The Abandoned Historic Cumberland Island

Just off the Southern coast of Georgia lies a remarkable 18-mile stretch of untouched beaches, unspoiled maritime forests, and vast marshlands known as Cumberland Island. This pristine haven is now a protected National Seashore, with a captivating history encompassing Native American culture, colonial settlements, pirate raids, war heroes, and glimpses of the opulent Carnegie era.

Cumberland Island’s earliest residents were from the Timucuan tribe. It later became part of the Spanish missionary province of Florida, housing Spanish priests and around 300 natives in the early 1680s. Unfortunately, French pirates attacked, causing many to flee to the mainland. Subsequently, a Spanish pirate raid led to the island’s abandonment by 1774.

During the Revolutionary War, General Nathanial Greene acquired 11,000 acres on Cumberland Island, and his widow, Catharine, built a grand tabby house named Dungeness. This became a hub for prestigious events, attracting military leaders and statesmen, including General “Lighthorse” Harry Lee. The Millers, who later owned the island, became prominent Sea Island cotton producers and contributed to the development of the cotton gin.

In the 1880s, Thomas Carnegie and his wife, Lucy, established a winter retreat on the island, constructing a magnificent mansion called Dungeness. The island thrived with 60 rooms, pools, a golf course, and numerous buildings, but it eventually fell into disrepair and suffered fires in 1959.

Beyond its human history, Cumberland Island is vital for Loggerhead Sea Turtles, boasting the largest number of nesting sites, with over 1,000 documented nests last year. The National Park Service plays a critical role in monitoring and protecting these nests.

Wildlife enthusiasts can also spot feral horses, believed to be descendants of Spanish-imported horses from the late 1500s.
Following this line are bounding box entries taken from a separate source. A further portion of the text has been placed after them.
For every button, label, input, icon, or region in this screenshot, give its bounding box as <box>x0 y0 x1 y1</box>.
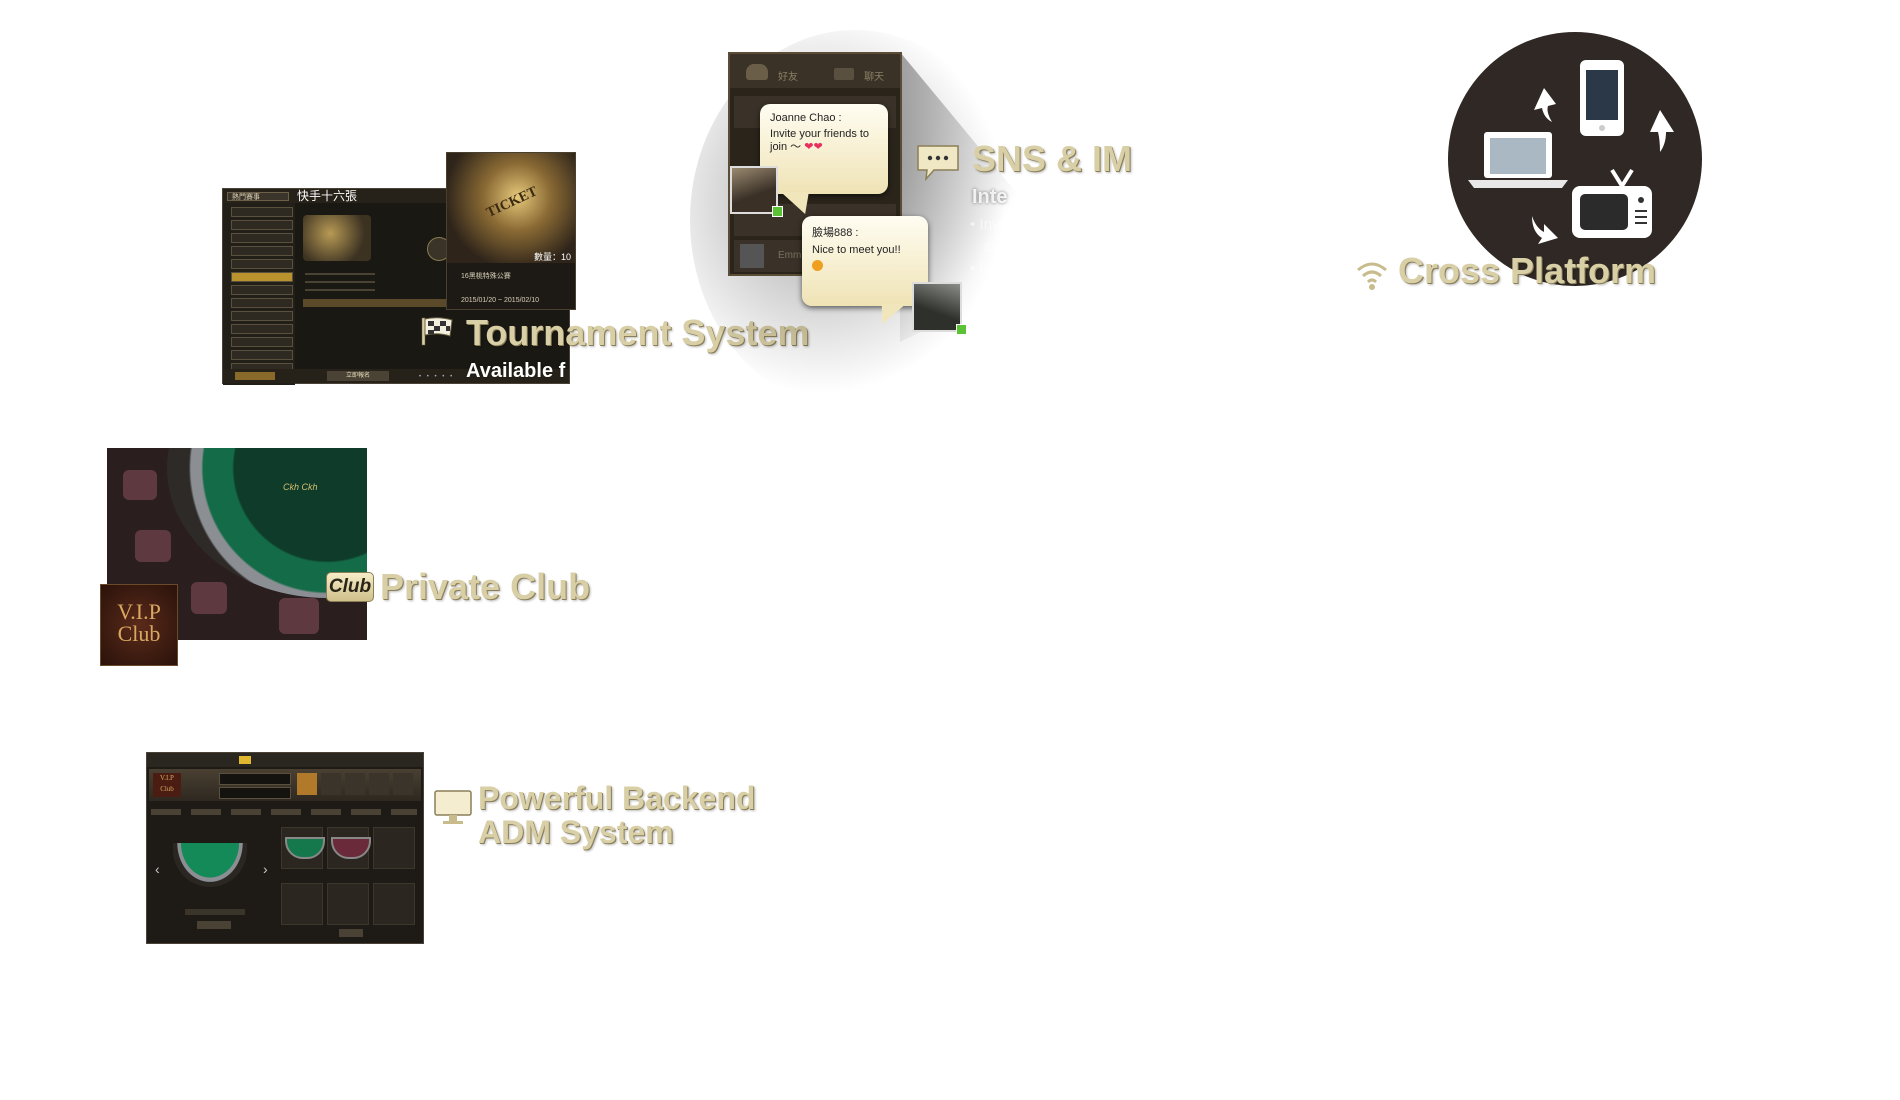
backend-title-line1: Powerful Backend <box>478 780 756 816</box>
backend-stats-box <box>219 773 291 785</box>
club-chair <box>123 470 157 500</box>
club-chair <box>191 582 227 614</box>
bubble-sender-name: 臉場888 : <box>812 227 859 239</box>
menu-item[interactable] <box>231 220 293 230</box>
pagination-dots[interactable]: • • • • • <box>419 374 454 380</box>
backend-grid-cell[interactable] <box>281 883 323 925</box>
friend-avatar <box>740 244 764 268</box>
backend-screenshot: V.I.P Club ‹ › <box>146 752 424 944</box>
sns-faded-bullets: • Inv suc • Ins me • Cli im <box>970 214 1020 346</box>
menu-item[interactable] <box>231 207 293 217</box>
menu-item[interactable] <box>231 337 293 347</box>
tournament-subtitle: Available f <box>466 360 566 382</box>
backend-filter-bar <box>151 809 417 815</box>
bubble-message: Invite your friends to join ～ ❤❤ <box>770 128 870 153</box>
wifi-icon <box>1354 258 1390 292</box>
tv-icon <box>1572 168 1652 238</box>
backend-action-button[interactable] <box>197 921 231 929</box>
bullet-line: im <box>984 326 1000 343</box>
vip-club-line: Club <box>117 621 161 646</box>
chevron-right-icon[interactable]: › <box>263 861 268 877</box>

Cumberland Island’s unique feral horse herd is unmanaged, so visitors should respect their space.

Cumberland Island’s history is rich and diverse, and this overview barely scratches the surface. If you’re intrigued, consider planning a visit. You can find more information in the island’s collection of books.

To reach Cumberland Island, start in St. Marys, Georgia, home to the ferry terminal, visitor’s center, and museum. Be sure to make a ferry reservation in advance. Once you arrive, pay the park admission fee, and prepare for a 45-minute ferry ride. Remember to bring essentials like food, water, bug spray, sunscreen, and comfortable shoes, and pack out everything you bring to the island.

Cumberland Island National Seashore may lack modern amenities, but the opportunity to immerse yourself in nature and history makes the journey truly worthwhile.